Amber Sabbatini, M.D., MPH

In a healthcare system that increasingly relies on hospital readmission rates as a quality indicator, a critical omission may be dramatically skewing the data, finds a study published Thursday in the New England Journal of Medicine.

A review of nine years’ worth of hospital admissions finds that calculating outcomes of “observation” patients — who are technically outpatients — would erase most progress recently touted about lowering readmissions.

Though the study focuses on the pressures borne by hospitals, skilled nursing providers are also being incentivized to reduce readmissions and use their success to attract new provider partners and residents.

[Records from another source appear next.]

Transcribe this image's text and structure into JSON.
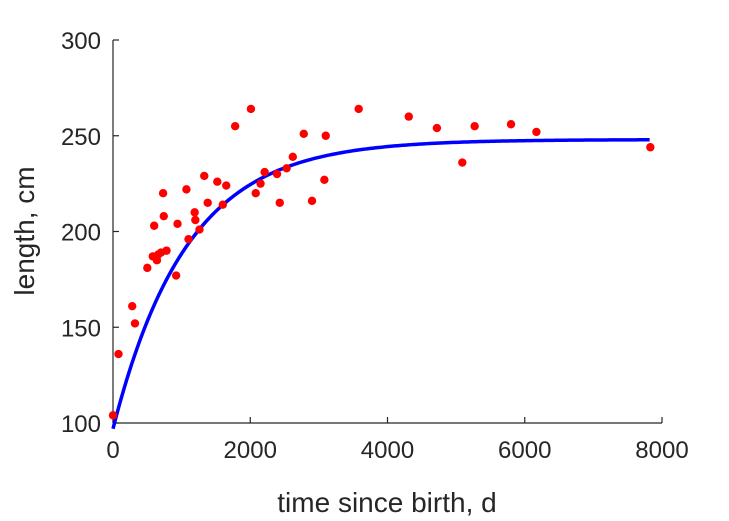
{
  "chart_data": {
    "type": "scatter",
    "xlabel": "time since birth, d",
    "ylabel": "length, cm",
    "xlim": [
      0,
      8000
    ],
    "ylim": [
      100,
      300
    ],
    "xticks": [
      0,
      2000,
      4000,
      6000,
      8000
    ],
    "yticks": [
      100,
      150,
      200,
      250,
      300
    ],
    "grid": false,
    "colors": {
      "points": "#ff0000",
      "fit": "#0000ff",
      "axis": "#262626"
    },
    "points": [
      [
        0,
        104
      ],
      [
        80,
        136
      ],
      [
        280,
        161
      ],
      [
        320,
        152
      ],
      [
        500,
        181
      ],
      [
        580,
        187
      ],
      [
        600,
        203
      ],
      [
        640,
        185
      ],
      [
        660,
        188
      ],
      [
        700,
        189
      ],
      [
        730,
        220
      ],
      [
        740,
        208
      ],
      [
        780,
        190
      ],
      [
        920,
        177
      ],
      [
        940,
        204
      ],
      [
        1070,
        222
      ],
      [
        1100,
        196
      ],
      [
        1190,
        210
      ],
      [
        1200,
        206
      ],
      [
        1260,
        201
      ],
      [
        1330,
        229
      ],
      [
        1380,
        215
      ],
      [
        1520,
        226
      ],
      [
        1600,
        214
      ],
      [
        1650,
        224
      ],
      [
        1780,
        255
      ],
      [
        2010,
        264
      ],
      [
        2080,
        220
      ],
      [
        2150,
        225
      ],
      [
        2210,
        231
      ],
      [
        2390,
        230
      ],
      [
        2430,
        215
      ],
      [
        2530,
        233
      ],
      [
        2620,
        239
      ],
      [
        2780,
        251
      ],
      [
        2900,
        216
      ],
      [
        3080,
        227
      ],
      [
        3100,
        250
      ],
      [
        3580,
        264
      ],
      [
        4310,
        260
      ],
      [
        4720,
        254
      ],
      [
        5090,
        236
      ],
      [
        5270,
        255
      ],
      [
        5800,
        256
      ],
      [
        6170,
        252
      ],
      [
        7830,
        244
      ]
    ],
    "fit": {
      "type": "line",
      "x_range": [
        0,
        7820
      ],
      "y0": 97,
      "y_inf": 248,
      "rate": 0.00093
    }
  }
}
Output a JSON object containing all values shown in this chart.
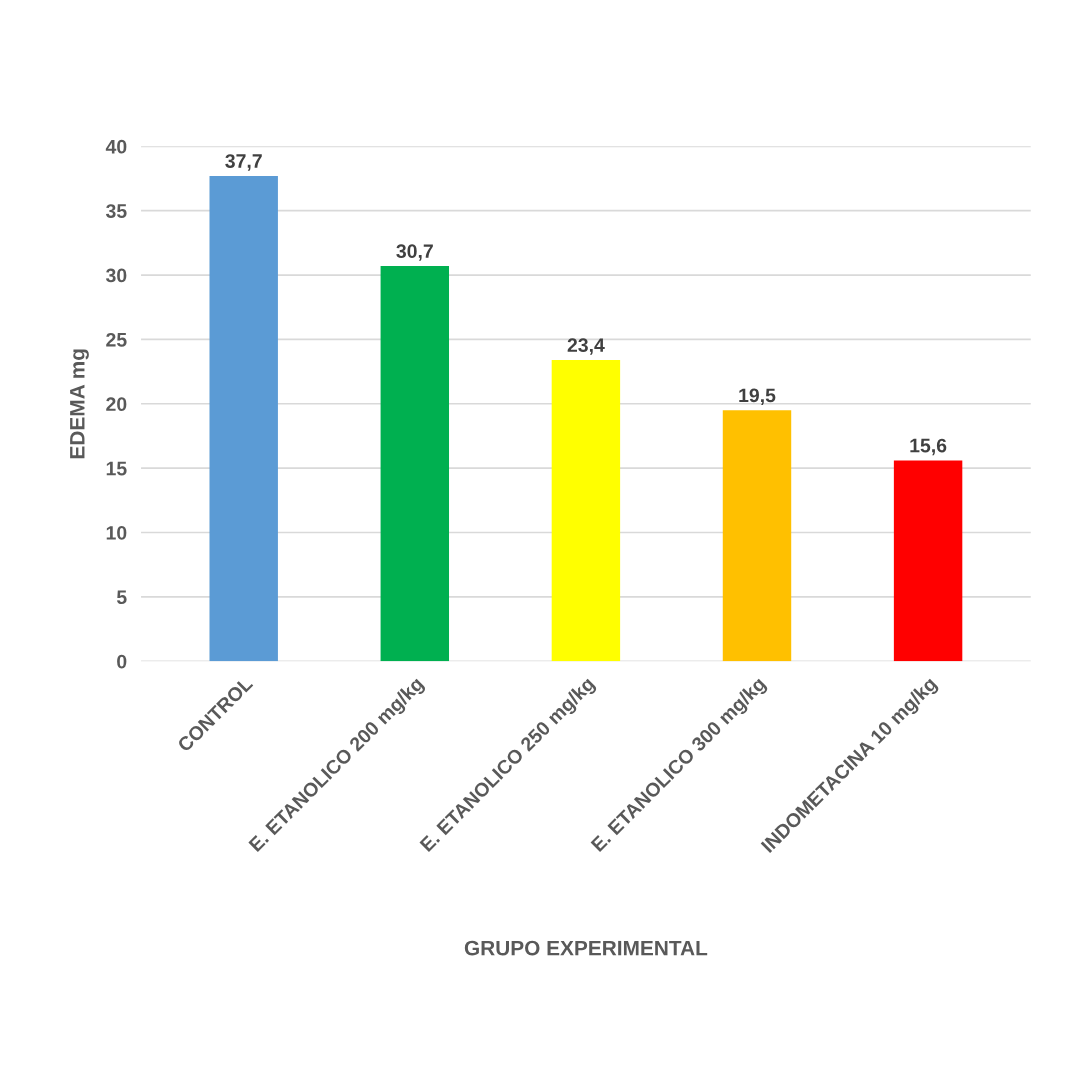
{
  "chart_data": {
    "type": "bar",
    "xlabel": "GRUPO EXPERIMENTAL",
    "ylabel": "EDEMA mg",
    "categories": [
      "CONTROL",
      "E. ETANOLICO 200 mg/kg",
      "E. ETANOLICO 250 mg/kg",
      "E. ETANOLICO 300 mg/kg",
      "INDOMETACINA 10 mg/kg"
    ],
    "values": [
      37.7,
      30.7,
      23.4,
      19.5,
      15.6
    ],
    "value_labels": [
      "37,7",
      "30,7",
      "23,4",
      "19,5",
      "15,6"
    ],
    "colors": [
      "#5b9bd5",
      "#00b050",
      "#ffff00",
      "#ffc000",
      "#ff0000"
    ],
    "ylim": [
      0,
      40
    ],
    "yticks": [
      0,
      5,
      10,
      15,
      20,
      25,
      30,
      35,
      40
    ],
    "grid": "y"
  }
}
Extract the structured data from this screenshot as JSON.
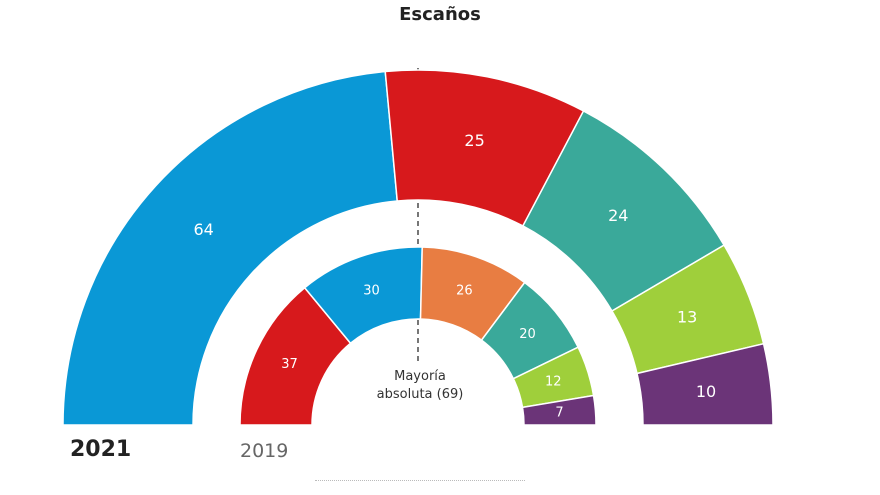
{
  "chart_data": [
    {
      "type": "pie",
      "subtype": "semicircle-parliament",
      "title": "Escaños",
      "label": "2021",
      "values": [
        64,
        25,
        24,
        13,
        10
      ],
      "colors": [
        "#0A98D6",
        "#D7191C",
        "#3AA99A",
        "#9FCF3B",
        "#6B3478"
      ]
    },
    {
      "type": "pie",
      "subtype": "semicircle-parliament",
      "label": "2019",
      "values": [
        37,
        30,
        26,
        20,
        12,
        7
      ],
      "colors": [
        "#D7191C",
        "#0A98D6",
        "#E87D42",
        "#3AA99A",
        "#9FCF3B",
        "#6B3478"
      ]
    }
  ],
  "annotations": {
    "majority_line1": "Mayoría",
    "majority_line2": "absoluta (69)"
  }
}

“Policies seeking to reduce readmission may not be as effective as we thought,” said study co-author Amber Sabbatini, M.D., MPH, assistant professor of emergency medicine at the University of Washington School of Medicine.

Observation status has grown in use has grown in use among commercially insured beneficiaries, an average of 0.3% annually since 2007, according to researchers. By 2015, data from Truven Health Analytics MarketScan Commercial Claims and Encounters database showed that 14% of patients with “index” emergency department visits were hospitalized, and 43% percent of those were hospitalized under the observation category.

Observation stays do not count toward the three-night minimum required for Medicare-covered skilled nursing services.

While inpatient readmission dropped by 2.3% during the study period, the researchers found the rate of readmission after an observation stay increased by 3.9%. Many patients also returned for repeat observation stays.

“Because of the expectation that observation stays last less than 48 hours, patients hospitalized under observation may be discharged at an earlier stage in the resolution of their illness than inpatients are,” the study reports.“Finally, under current policies, hospitals face no repercussions for unsafe or poorly handled discharges from observations care that may lead to repeat hospitalizations.”